Justice Henry A. Lyons

Chief Justice Henry A Lyons WS 8/1199

Chief Justice Henry A. Lyons, #WS 8/1199

Values Codes  I – H  – E – L

 

Henry A. Lyons was born in Philadelphia in 1809.

His parents were French Jews who mi­grated to America and settled in that city.

In the 1830’s, Lyons moved to Louisiana, where he became a member of the bar at St. Francisville.

 

California Supreme Court

The Gold Rush attracted Lyons to Califor­nia, and, in 1849, he ran in Sonora, Tuolumne County, for the first California Legislature, but was de­feated.

The new California Constitu­tion created a three-man Supreme Court.

Henry Lyons, already well known as an experienced lawyer, was selected by the Legislature for a four-year term on the first Court.

He received the second highest vote.

When Chief Justice S. C. Hastings‘ two-year term expired in 1852, Henry Lyons became Chief Justice.

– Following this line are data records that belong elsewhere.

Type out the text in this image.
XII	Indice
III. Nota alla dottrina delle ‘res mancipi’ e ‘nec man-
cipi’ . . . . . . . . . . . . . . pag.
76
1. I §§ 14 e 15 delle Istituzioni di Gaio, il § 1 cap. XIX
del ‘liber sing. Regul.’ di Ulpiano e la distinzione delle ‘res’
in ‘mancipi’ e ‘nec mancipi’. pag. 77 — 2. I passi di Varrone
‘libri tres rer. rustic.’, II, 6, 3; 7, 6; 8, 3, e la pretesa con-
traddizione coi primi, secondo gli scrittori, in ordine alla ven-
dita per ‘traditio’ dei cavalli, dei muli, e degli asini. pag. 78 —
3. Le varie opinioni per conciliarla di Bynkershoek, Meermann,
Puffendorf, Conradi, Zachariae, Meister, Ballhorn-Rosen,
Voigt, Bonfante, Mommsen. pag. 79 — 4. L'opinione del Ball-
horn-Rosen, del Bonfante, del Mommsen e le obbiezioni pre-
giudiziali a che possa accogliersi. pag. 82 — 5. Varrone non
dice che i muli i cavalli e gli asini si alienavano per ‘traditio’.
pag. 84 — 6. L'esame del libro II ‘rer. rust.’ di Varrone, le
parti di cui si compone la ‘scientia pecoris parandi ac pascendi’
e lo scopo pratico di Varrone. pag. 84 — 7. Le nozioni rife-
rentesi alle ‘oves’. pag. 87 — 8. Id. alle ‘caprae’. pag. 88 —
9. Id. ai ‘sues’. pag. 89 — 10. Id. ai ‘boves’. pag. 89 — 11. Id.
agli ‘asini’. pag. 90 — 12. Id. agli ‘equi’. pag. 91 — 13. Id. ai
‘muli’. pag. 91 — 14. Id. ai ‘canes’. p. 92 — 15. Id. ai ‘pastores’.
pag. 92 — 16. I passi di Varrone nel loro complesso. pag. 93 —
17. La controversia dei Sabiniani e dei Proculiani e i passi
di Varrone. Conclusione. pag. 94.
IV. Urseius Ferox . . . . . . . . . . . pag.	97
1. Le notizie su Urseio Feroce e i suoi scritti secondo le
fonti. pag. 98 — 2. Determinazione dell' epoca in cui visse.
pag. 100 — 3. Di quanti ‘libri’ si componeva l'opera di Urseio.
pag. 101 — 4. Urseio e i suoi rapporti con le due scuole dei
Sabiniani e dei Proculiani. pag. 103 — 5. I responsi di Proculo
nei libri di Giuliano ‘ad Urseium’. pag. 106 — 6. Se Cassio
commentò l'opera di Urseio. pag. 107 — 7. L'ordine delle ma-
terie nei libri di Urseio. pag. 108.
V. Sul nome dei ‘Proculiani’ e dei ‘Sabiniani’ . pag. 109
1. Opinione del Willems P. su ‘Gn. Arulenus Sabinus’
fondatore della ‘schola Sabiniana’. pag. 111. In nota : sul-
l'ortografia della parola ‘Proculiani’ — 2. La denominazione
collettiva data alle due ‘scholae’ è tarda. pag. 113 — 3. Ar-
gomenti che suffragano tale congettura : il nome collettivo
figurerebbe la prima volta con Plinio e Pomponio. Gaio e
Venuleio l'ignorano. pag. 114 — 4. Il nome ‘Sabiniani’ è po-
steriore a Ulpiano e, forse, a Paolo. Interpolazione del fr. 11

Chief Justice Justice Henry Lyons only served three months before resigning because the salary was too small to support his family.

Justice Lyons lived in a fine Victorian home on Rincon Hill, then a fashion­able San Francisco neighborhood.

Lyons was said to have been: “aristocratic in demeanor and an associate of cultured people.”

He was an ardent Southern sympa­thizer during the Civil War.

Lyons left an estate of about a half-million dollars when he died in 1872, an enormous amount for that period.

Justice Henry A. Lyons remains are interred at Cypress Lawn Cemetery.

Source

  • Norton B. Stern, “Justice Henry A. Lyons: First Jew to Serve on the California Supreme Court, San Francisco, California, 1809-1872,” Western States Jewish History 41/1.